Fees should typically go up in each level operators as they have mouths to feed in regards to full time salaried employees on payroll. Additionally, if they are at this level and investing in $40m+ or larger type assets, they likely have $1m or more in hard EMD day one to have a shot at winning deals.

I will still invest in a few of the early stage operators deals each year in partnerships in hopes we can grow together. The true mom and pop deals (also under 100 units) is where you can typically find an incredible basis that gives you a great chance of doing a refi and pulling out the bulk, if not all of investor capital. 

In terms of my personal allocation, this only makes up 10% or so of how I allocate my capital. I view these are long term cash flow and tax benefit investments, where the larger operators I invest with for velocity of money. 

For funds, I see the future being the top operators will only raise capital from and leverage funds. Once operators or fund managers have enough of a track record, the blind pool fund is the ultimate tool for flexibility and velocity when targeting projects. This allows the fund managers/GPs to move quickly, make offers more confidently and leverage their discretion. Earning a track record that allows you to raise capital in a fund like this the trickier part. I have investors who invest in every single deal that we put in front of them, but they still want the chance to review the OM prior to locking in their commitment. This is earned over a period of time and can be a win/win scenario when done the right way. 

Also funds can be used to get preferential terms from top operators for the investors within the fund -- higher preferred return, better equity split, less hurdles etc.

Post: Ask me Anything! Fund Manager, LP/GP in 25+ syndications

Sam Silverman
Posted
  • Tampa, FL
  • Posts 41
  • Votes 53

@William Costello for example, the Phoenix MSA operates at a collective 95%+ occupancy in apartments. The bulk of new product in areas such as this are extremely high end class A, we don't compete in that market. Our focus is on value add, workforce/attainable housing that is discounted vs the replacement cost value. 

I prefer lower cap markets than the ones above -- if you add $1 of NOI on a 4.5 cap property, that is worth far more than adding value on a 6.5 cap property.

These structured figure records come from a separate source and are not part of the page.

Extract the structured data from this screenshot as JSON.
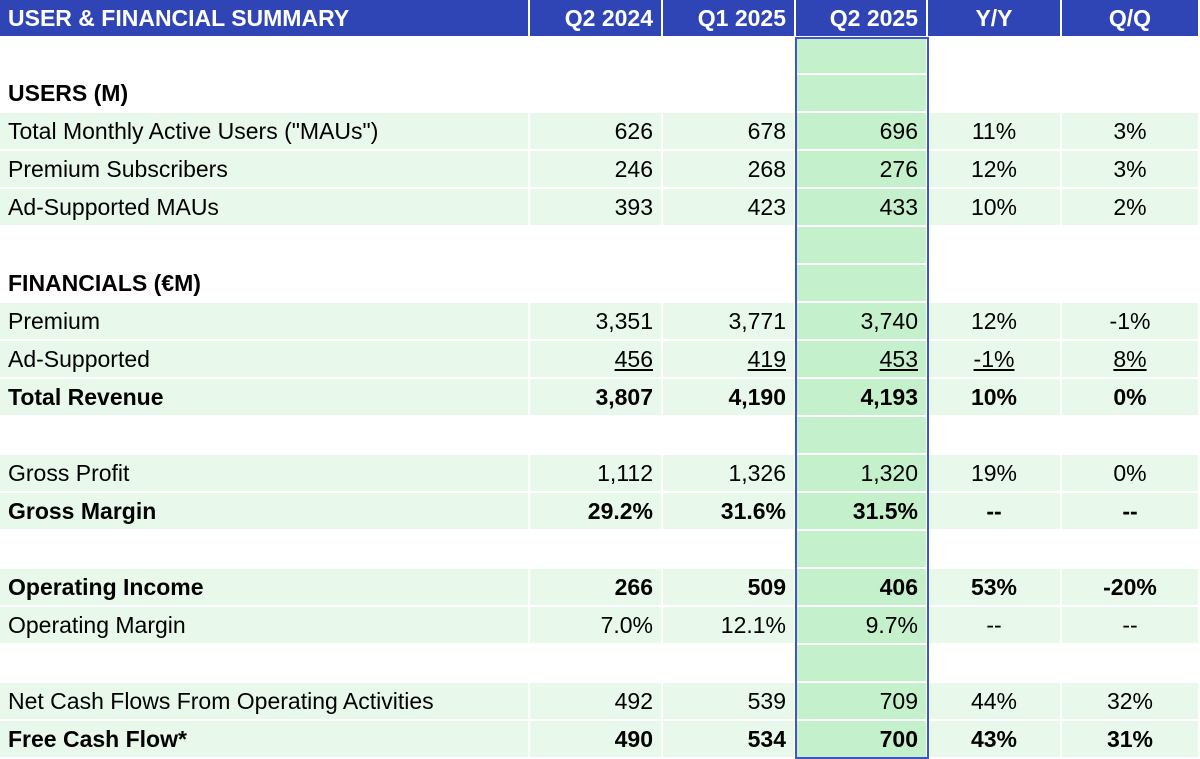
{
  "header": {
    "title": "USER & FINANCIAL SUMMARY",
    "columns": [
      "Q2 2024",
      "Q1 2025",
      "Q2 2025",
      "Y/Y",
      "Q/Q"
    ]
  },
  "highlight_color": "#c4f0cc",
  "header_color": "#2f45b6",
  "rows": [
    {
      "type": "blank"
    },
    {
      "type": "section",
      "label": "USERS (M)"
    },
    {
      "type": "data",
      "label": "Total Monthly Active Users (\"MAUs\")",
      "values": [
        "626",
        "678",
        "696",
        "11%",
        "3%"
      ]
    },
    {
      "type": "data",
      "label": "Premium Subscribers",
      "values": [
        "246",
        "268",
        "276",
        "12%",
        "3%"
      ]
    },
    {
      "type": "data",
      "label": "Ad-Supported MAUs",
      "values": [
        "393",
        "423",
        "433",
        "10%",
        "2%"
      ]
    },
    {
      "type": "blank"
    },
    {
      "type": "section",
      "label": "FINANCIALS (€M)"
    },
    {
      "type": "data",
      "label": "Premium",
      "values": [
        "3,351",
        "3,771",
        "3,740",
        "12%",
        "-1%"
      ]
    },
    {
      "type": "data",
      "underline": true,
      "label": "Ad-Supported",
      "values": [
        "456",
        "419",
        "453",
        "-1%",
        "8%"
      ]
    },
    {
      "type": "data",
      "bold": true,
      "label": "Total Revenue",
      "values": [
        "3,807",
        "4,190",
        "4,193",
        "10%",
        "0%"
      ]
    },
    {
      "type": "blank"
    },
    {
      "type": "data",
      "label": "Gross Profit",
      "values": [
        "1,112",
        "1,326",
        "1,320",
        "19%",
        "0%"
      ]
    },
    {
      "type": "data",
      "bold": true,
      "label": "Gross Margin",
      "values": [
        "29.2%",
        "31.6%",
        "31.5%",
        "--",
        "--"
      ]
    },
    {
      "type": "blank"
    },
    {
      "type": "data",
      "bold": true,
      "label": "Operating Income",
      "values": [
        "266",
        "509",
        "406",
        "53%",
        "-20%"
      ]
    },
    {
      "type": "data",
      "label": "Operating Margin",
      "values": [
        "7.0%",
        "12.1%",
        "9.7%",
        "--",
        "--"
      ]
    },
    {
      "type": "blank"
    },
    {
      "type": "data",
      "label": "Net Cash Flows From Operating Activities",
      "values": [
        "492",
        "539",
        "709",
        "44%",
        "32%"
      ]
    },
    {
      "type": "data",
      "bold": true,
      "label": "Free Cash Flow*",
      "values": [
        "490",
        "534",
        "700",
        "43%",
        "31%"
      ]
    }
  ]
}
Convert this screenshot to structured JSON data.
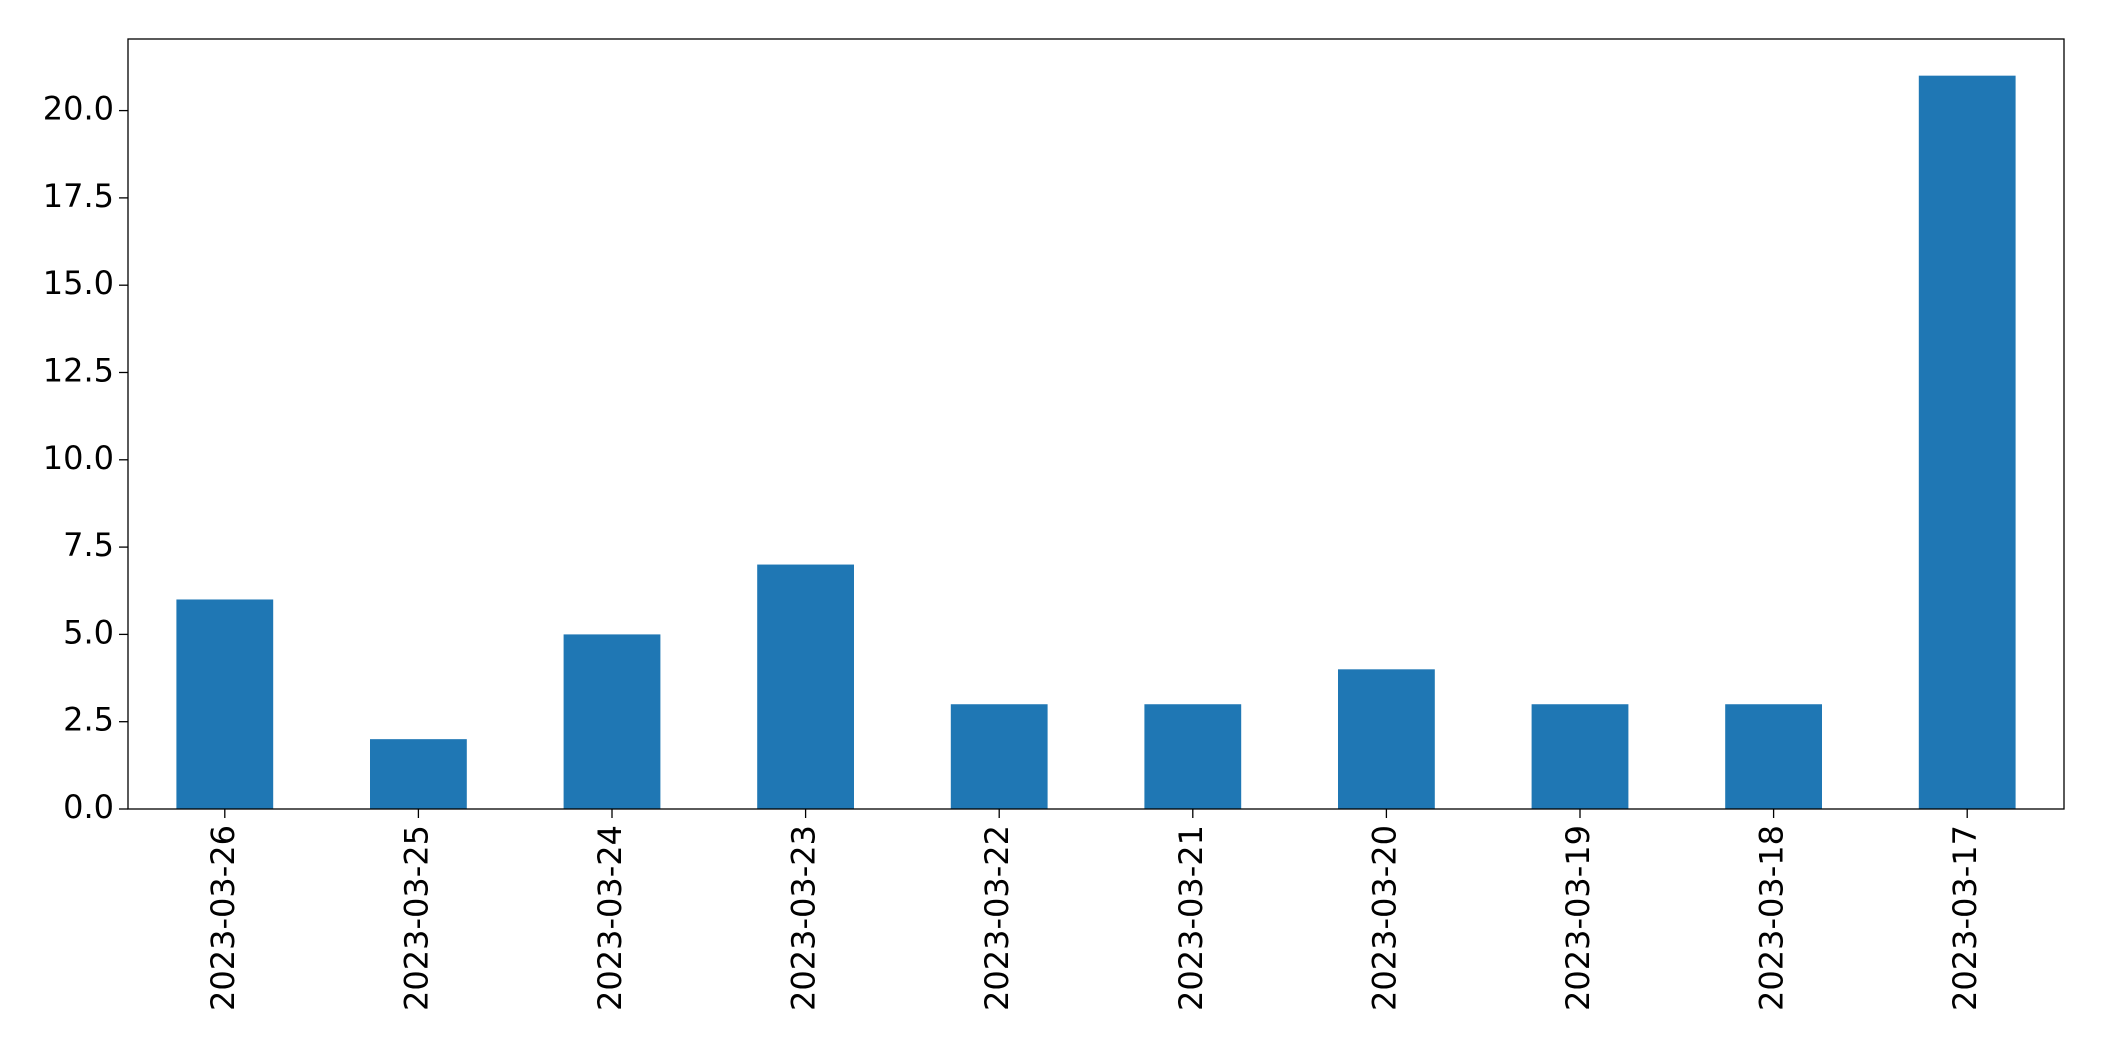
{
  "chart_data": {
    "type": "bar",
    "categories": [
      "2023-03-26",
      "2023-03-25",
      "2023-03-24",
      "2023-03-23",
      "2023-03-22",
      "2023-03-21",
      "2023-03-20",
      "2023-03-19",
      "2023-03-18",
      "2023-03-17"
    ],
    "values": [
      6,
      2,
      5,
      7,
      3,
      3,
      4,
      3,
      3,
      21
    ],
    "color": "#1f77b4",
    "ylim": [
      0,
      22.05
    ],
    "yticks": [
      {
        "value": 0,
        "label": "0.0"
      },
      2.5,
      {
        "value": 5,
        "label": "5.0"
      },
      7.5,
      {
        "value": 10,
        "label": "10.0"
      },
      12.5,
      {
        "value": 15,
        "label": "15.0"
      },
      17.5,
      {
        "value": 20,
        "label": "20.0"
      }
    ],
    "grid": false
  }
}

Post: Ask me Anything! Fund Manager, LP/GP in 25+ syndications

Sam Silverman
Posted
  • Tampa, FL
  • Posts 41
  • Votes 53

@Zachary Inman we are moving away from Class C assets as a core focus and moving to Class B and better. Additionally, we are evaluating partners in the self storage and mobile home park space.

We are also focusing on more primary markets within a given metro that has infrastructure and proximity to employment.

I think it's also extremely important to educate investors that cash flow is going to do down as cap rates continue to compress to ensure their expectations are realistic.